Уход на второй круг | страница 108
— Да… — это все, что смог выдохнуть пациент лет тридцати пяти, поджарый, длинный и сейчас похожий на скульптуру в музее мадам Тюссо.
— Язва обострилась? Он же на диете! Все предписания выполнял, — заплакала его супруга, стоявшая у изголовья кровати.
— Рвало? — нахмурился Парамонов, обращаясь уже к ней, и тут же обернулся к медсестре: — Илон, готовь Анну Дмитриевну.
— Сразу рвало, — продолжала хныкать женщина. — Утром прошло, только голова кружится. И вот это… — а потом, утирая слезы, спросила: — Простите, а что за Анна Дмитриевна?

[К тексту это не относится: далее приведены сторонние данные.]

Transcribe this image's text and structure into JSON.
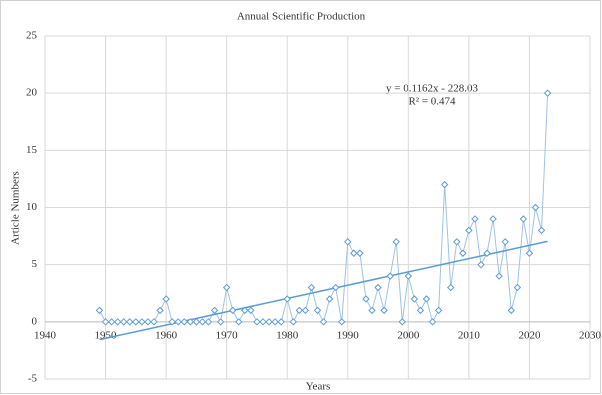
{
  "chart_data": {
    "type": "line",
    "title": "Annual Scientific Production",
    "xlabel": "Years",
    "ylabel": "Article Numbers",
    "x": [
      1949,
      1950,
      1951,
      1952,
      1953,
      1954,
      1955,
      1956,
      1957,
      1958,
      1959,
      1960,
      1961,
      1962,
      1963,
      1964,
      1965,
      1966,
      1967,
      1968,
      1969,
      1970,
      1971,
      1972,
      1973,
      1974,
      1975,
      1976,
      1977,
      1978,
      1979,
      1980,
      1981,
      1982,
      1983,
      1984,
      1985,
      1986,
      1987,
      1988,
      1989,
      1990,
      1991,
      1992,
      1993,
      1994,
      1995,
      1996,
      1997,
      1998,
      1999,
      2000,
      2001,
      2002,
      2003,
      2004,
      2005,
      2006,
      2007,
      2008,
      2009,
      2010,
      2011,
      2012,
      2013,
      2014,
      2015,
      2016,
      2017,
      2018,
      2019,
      2020,
      2021,
      2022,
      2023
    ],
    "series": [
      {
        "color": "#9dc3e6",
        "marker_color": "#5b9bd5",
        "values": [
          1,
          0,
          0,
          0,
          0,
          0,
          0,
          0,
          0,
          0,
          1,
          2,
          0,
          0,
          0,
          0,
          0,
          0,
          0,
          1,
          0,
          3,
          1,
          0,
          1,
          1,
          0,
          0,
          0,
          0,
          0,
          2,
          0,
          1,
          1,
          3,
          1,
          0,
          2,
          3,
          0,
          7,
          6,
          6,
          2,
          1,
          3,
          1,
          4,
          7,
          0,
          4,
          2,
          1,
          2,
          0,
          1,
          12,
          3,
          7,
          6,
          8,
          9,
          5,
          6,
          9,
          4,
          7,
          1,
          3,
          9,
          6,
          10,
          8,
          20
        ]
      }
    ],
    "trendline": {
      "x": [
        1949,
        2023
      ],
      "values": [
        -1.56,
        7.04
      ],
      "color": "#5b9bd5"
    },
    "annotations": [
      "y = 0.1162x - 228.03",
      "R² = 0.474"
    ],
    "xlim": [
      1940,
      2030
    ],
    "xticks": [
      1940,
      1950,
      1960,
      1970,
      1980,
      1990,
      2000,
      2010,
      2020,
      2030
    ],
    "ylim": [
      -5,
      25
    ],
    "yticks": [
      -5,
      0,
      5,
      10,
      15,
      20,
      25
    ],
    "grid": true
  }
}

— Анальгин с димедролом, обезболивать будем. А по времени сколько?
— Часов с пяти утра мается.
— То есть восемь часов? Чего ждали?
— Что пройдет.
— Аааа… Илон, чего там?
— Сейчас, уже, — ответила Илонка, орудуя шприцом.
— Короче, мы его забираем, — Парамонов снова взглянул на жену пациента.
— Да как же!
— Сами говорите, что язва.
— Но вы же вкололи, сейчас отпустит.
— Без госпитализации не обойтись. Вы видите, что с ним?
Женщина снова всхлипнула.
— У нас медицинская карта дома. Надо?
— Тащите, — кивнул Глеб. — Илон, кликни, пожалуйста, Петьку. Пусть носилки несет.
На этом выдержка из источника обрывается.